I've got a sick baby who wants to be held.
Most. of. the. night.
Tonight Mr. C. was asleep against me and I was watching a show.
She'd been asleep for a few hours and I heard her start to cry.
I was anxious to pull her out and snuggle.
What did I notice?
Her big, beautiful blue eyes.
Her kinda crooked teeth.
Her unabashed, beautiful, wide, happy smile.
The way she kept cuddling in.
Her growing awareness of the world and objects in it, including finding our belly buttons.
("Where's your button? Where's Mommy's?)
This sweet girl in her monkey pajamas.
At one point she huddled herself right onto my chest and just snuggled there.

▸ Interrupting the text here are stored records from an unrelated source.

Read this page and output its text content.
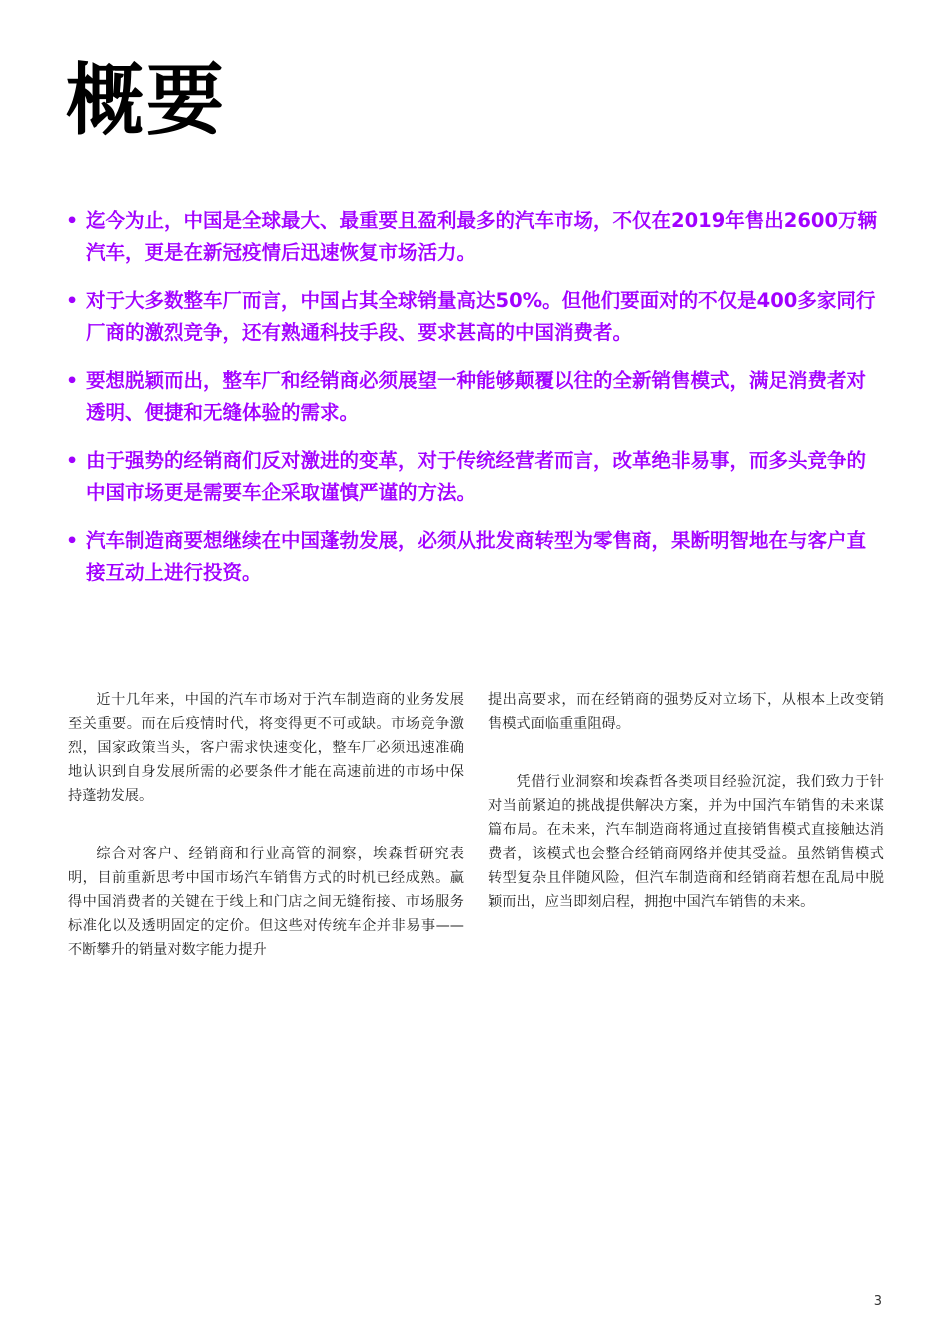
概要
• 迄今为止，中国是全球最大、最重要且盈利最多的汽车市场，不仅在2019年售出2600万辆汽车，更是在新冠疫情后迅速恢复市场活力。
• 对于大多数整车厂而言，中国占其全球销量高达50%。但他们要面对的不仅是400多家同行厂商的激烈竞争，还有熟通科技手段、要求甚高的中国消费者。
• 要想脱颖而出，整车厂和经销商必须展望一种能够颠覆以往的全新销售模式，满足消费者对透明、便捷和无缝体验的需求。
• 由于强势的经销商们反对激进的变革，对于传统经营者而言，改革绝非易事，而多头竞争的中国市场更是需要车企采取谨慎严谨的方法。
• 汽车制造商要想继续在中国蓬勃发展，必须从批发商转型为零售商，果断明智地在与客户直接互动上进行投资。

近十几年来，中国的汽车市场对于汽车制造商的业务发展至关重要。而在后疫情时代，将变得更不可或缺。市场竞争激烈，国家政策当头，客户需求快速变化，整车厂必须迅速准确地认识到自身发展所需的必要条件才能在高速前进的市场中保持蓬勃发展。

综合对客户、经销商和行业高管的洞察，埃森哲研究表明，目前重新思考中国市场汽车销售方式的时机已经成熟。赢得中国消费者的关键在于线上和门店之间无缝衔接、市场服务标准化以及透明固定的定价。但这些对传统车企并非易事——不断攀升的销量对数字能力提升

提出高要求，而在经销商的强势反对立场下，从根本上改变销售模式面临重重阻碍。

凭借行业洞察和埃森哲各类项目经验沉淀，我们致力于针对当前紧迫的挑战提供解决方案，并为中国汽车销售的未来谋篇布局。在未来，汽车制造商将通过直接销售模式直接触达消费者，该模式也会整合经销商网络并使其受益。虽然销售模式转型复杂且伴随风险，但汽车制造商和经销商若想在乱局中脱颖而出，应当即刻启程，拥抱中国汽车销售的未来。

3
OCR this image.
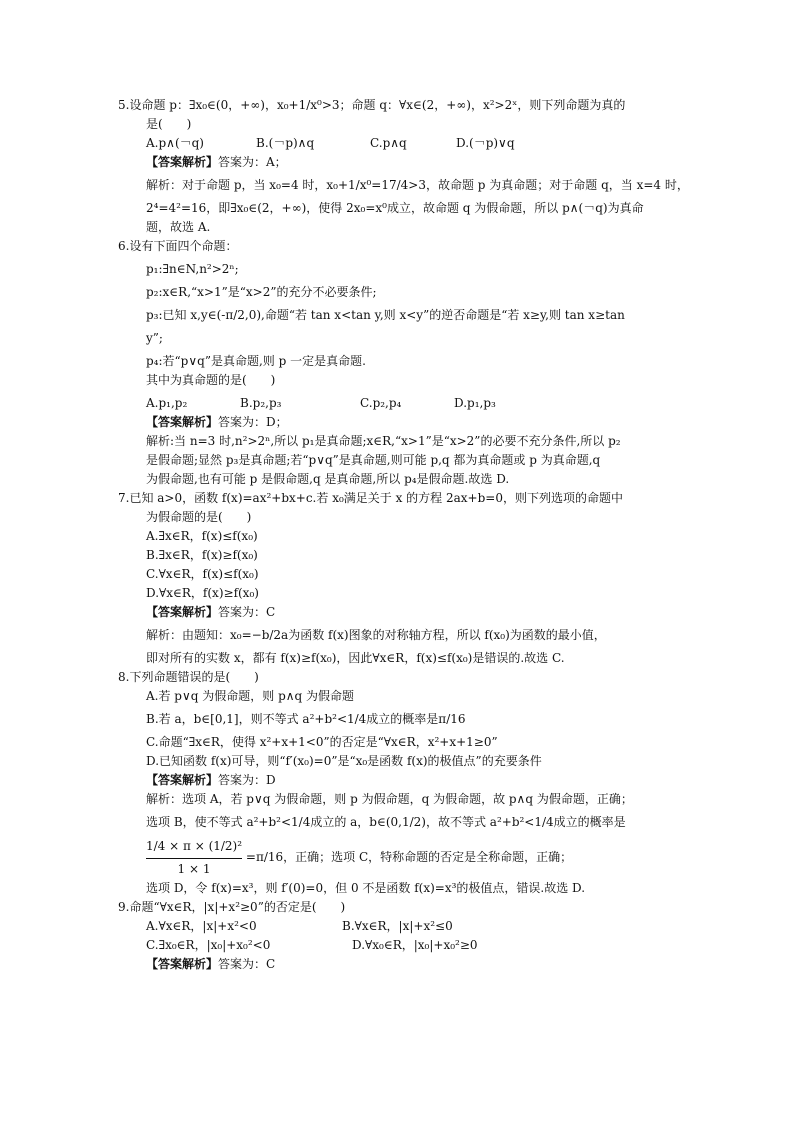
5.设命题 p：∃x₀∈(0，+∞)，x₀+1/x⁰>3；命题 q：∀x∈(2，+∞)，x²>2ˣ，则下列命题为真的
是(　　)
A.p∧(￢q)	B.(￢p)∧q	C.p∧q	D.(￢p)∨q
【答案解析】答案为：A；
解析：对于命题 p，当 x₀=4 时，x₀+1/x⁰=17/4>3，故命题 p 为真命题；对于命题 q，当 x=4 时，
2⁴=4²=16，即∃x₀∈(2，+∞)，使得 2x₀=x⁰成立，故命题 q 为假命题，所以 p∧(￢q)为真命
题，故选 A.
6.设有下面四个命题：
p₁:∃n∈N,n²>2ⁿ;
p₂:x∈R,“x>1”是“x>2”的充分不必要条件;
p₃:已知 x,y∈(-π/2,0),命题“若 tan x<tan y,则 x<y”的逆否命题是“若 x≥y,则 tan x≥tan
y”;
p₄:若“p∨q”是真命题,则 p 一定是真命题.
其中为真命题的是(　　)
A.p₁,p₂	B.p₂,p₃	C.p₂,p₄	D.p₁,p₃
【答案解析】答案为：D；
解析:当 n=3 时,n²>2ⁿ,所以 p₁是真命题;x∈R,“x>1”是“x>2”的必要不充分条件,所以 p₂
是假命题;显然 p₃是真命题;若“p∨q”是真命题,则可能 p,q 都为真命题或 p 为真命题,q
为假命题,也有可能 p 是假命题,q 是真命题,所以 p₄是假命题.故选 D.
7.已知 a>0，函数 f(x)=ax²+bx+c.若 x₀满足关于 x 的方程 2ax+b=0，则下列选项的命题中
为假命题的是(　　)
A.∃x∈R，f(x)≤f(x₀)
B.∃x∈R，f(x)≥f(x₀)
C.∀x∈R，f(x)≤f(x₀)
D.∀x∈R，f(x)≥f(x₀)
【答案解析】答案为：C
解析：由题知：x₀=−b/2a为函数 f(x)图象的对称轴方程，所以 f(x₀)为函数的最小值，
即对所有的实数 x，都有 f(x)≥f(x₀)，因此∀x∈R，f(x)≤f(x₀)是错误的.故选 C.
8.下列命题错误的是(　　)
A.若 p∨q 为假命题，则 p∧q 为假命题
B.若 a，b∈[0,1]，则不等式 a²+b²<1/4成立的概率是π/16
C.命题“∃x∈R，使得 x²+x+1<0”的否定是“∀x∈R，x²+x+1≥0”
D.已知函数 f(x)可导，则“f′(x₀)=0”是“x₀是函数 f(x)的极值点”的充要条件
【答案解析】答案为：D
解析：选项 A，若 p∨q 为假命题，则 p 为假命题，q 为假命题，故 p∧q 为假命题，正确；
选项 B，使不等式 a²+b²<1/4成立的 a，b∈(0,1/2)，故不等式 a²+b²<1/4成立的概率是
$\frac{\text{1/4 × π × (1/2)²}}{1 \times 1} =\pi/16$，正确；选项 C，特称命题的否定是全称命题，正确；
选项 D，令 f(x)=x³，则 f′(0)=0，但 0 不是函数 f(x)=x³的极值点，错误.故选 D.
9.命题“∀x∈R，|x|+x²≥0”的否定是(　　)
A.∀x∈R，|x|+x²<0	B.∀x∈R，|x|+x²≤0
C.∃x₀∈R，|x₀|+x₀²<0	D.∀x₀∈R，|x₀|+x₀²≥0
【答案解析】答案为：C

I rubbed her back and let my arms circle her little body, and I wondered how many more times I will get as lucky as that.
It is one of my most favorite things on earth.
Even tho her skin and bones and blood and shape came into being in my body,
these experiences with her are the moments that are shaping my heart.
And I know that time will keep running, like it always has.
And I know that things will keep changing; they always do.
So I hold on.
Knowing how fast of a ride I am currently on makes it sweeter still.
And, ya know -- it made me start snapping several photos in a row as she began to drift off to sleep again, trying to capture how adorable these little hands and this little person are to me.